There were always discussions about bringing 4:3 back from the dead. There were always calls for 4:3 Thinkpads, and people clinging to their older 4:3 machines. Maybe there wouldn't have been a dedicated forum section such as this one, but the righteous whining would have continued to permeate the other Thinkpad discussion spaces. So it isn't honest to make it as though Lenovo could have shut us down by throwing us the meager keyboard bone.dr_st wrote: ↑Sat Sep 16, 2017 2:59 amAdmit it all of you - this whining about 16:9 has been going on forever, and will go on forever, but if Lenovo hadn't done the one thing they really should not have done - kill off the classic keyboard - this thread would never have happened. The discussion about the need for a "retro" project would never have happened. The special "post-classic Thinkpad" section on this forum would never have happened. There would be no need for it.
It's a matter of context. This would have been good news if the keyboard had been brought back right after the controversial *30 generation. Instead, the generation after that was even more controversial.
And just when we thought that there was a slight possibility that Lenovo had come to their sense, started being innovative by releasing a user-friendly design (proper keyboard, better screen ratio, status LEDs, etc.), no, even this was too hard for them.
So seeing that Lenovo repaired their mistake is one way too look at it. But that's not the complete picture. Another way to look at it, is seeing that it took them four generations (!) to repair this mistake and that two years after the initial Classic announcement, all they would give us is a mere keyboard.

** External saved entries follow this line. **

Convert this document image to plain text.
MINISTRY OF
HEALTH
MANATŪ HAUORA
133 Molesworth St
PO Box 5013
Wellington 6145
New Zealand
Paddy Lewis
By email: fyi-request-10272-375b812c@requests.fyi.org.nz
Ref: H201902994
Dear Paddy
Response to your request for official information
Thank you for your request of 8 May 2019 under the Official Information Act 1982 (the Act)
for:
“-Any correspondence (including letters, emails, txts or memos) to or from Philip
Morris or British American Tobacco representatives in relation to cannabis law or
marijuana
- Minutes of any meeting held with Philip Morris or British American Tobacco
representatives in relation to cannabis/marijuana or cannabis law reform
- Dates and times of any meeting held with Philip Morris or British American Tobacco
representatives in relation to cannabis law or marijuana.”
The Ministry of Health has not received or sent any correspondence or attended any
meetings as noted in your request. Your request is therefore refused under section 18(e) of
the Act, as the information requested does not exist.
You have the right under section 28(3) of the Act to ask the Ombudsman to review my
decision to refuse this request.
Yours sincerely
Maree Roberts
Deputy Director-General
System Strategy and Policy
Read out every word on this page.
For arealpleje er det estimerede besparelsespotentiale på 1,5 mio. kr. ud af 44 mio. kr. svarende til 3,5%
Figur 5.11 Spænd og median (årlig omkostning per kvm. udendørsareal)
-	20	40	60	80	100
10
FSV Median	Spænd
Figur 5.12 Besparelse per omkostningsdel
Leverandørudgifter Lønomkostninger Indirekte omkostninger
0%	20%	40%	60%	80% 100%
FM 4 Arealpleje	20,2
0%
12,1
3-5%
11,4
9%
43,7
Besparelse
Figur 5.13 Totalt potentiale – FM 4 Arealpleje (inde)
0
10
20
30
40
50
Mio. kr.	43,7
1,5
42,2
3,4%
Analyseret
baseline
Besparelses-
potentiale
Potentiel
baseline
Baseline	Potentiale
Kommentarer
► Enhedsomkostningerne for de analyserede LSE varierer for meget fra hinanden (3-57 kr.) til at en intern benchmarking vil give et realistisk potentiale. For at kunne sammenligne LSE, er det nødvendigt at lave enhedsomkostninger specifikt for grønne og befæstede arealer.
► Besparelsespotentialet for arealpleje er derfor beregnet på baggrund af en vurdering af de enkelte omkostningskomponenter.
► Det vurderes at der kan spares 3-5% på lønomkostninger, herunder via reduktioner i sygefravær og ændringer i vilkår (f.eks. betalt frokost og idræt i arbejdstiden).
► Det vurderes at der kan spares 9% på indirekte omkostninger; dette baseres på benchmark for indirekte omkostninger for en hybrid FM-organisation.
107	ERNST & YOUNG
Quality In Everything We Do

When Google was selling its Pixel laptop since 2013 and Microsoft had been selling thousands of Surface 3 since 2015 - the very year the Classic project was announced - meaning there was definite availability and wide acceptance for 3:2 screens. A screen ratio that many 4:3 believers would have settled for.
So what's Lenovo excuse for not delivering more than an old keyboard design (which nobody asked them to mess up with in the first place) after all this time, all these surveys and all the products which competitors were releasing ? What's Lenovo excuse for blatantly lacking ambition ? There's none. Grasping at "costs" only goes so far.
Lenovo showed yet again that they have no vision and little commercial skills beyond cutting costs and copying Apple. Considering this, it certainly isn't unfair to bash them for their incompetence and how they've ruine the Thinkpads.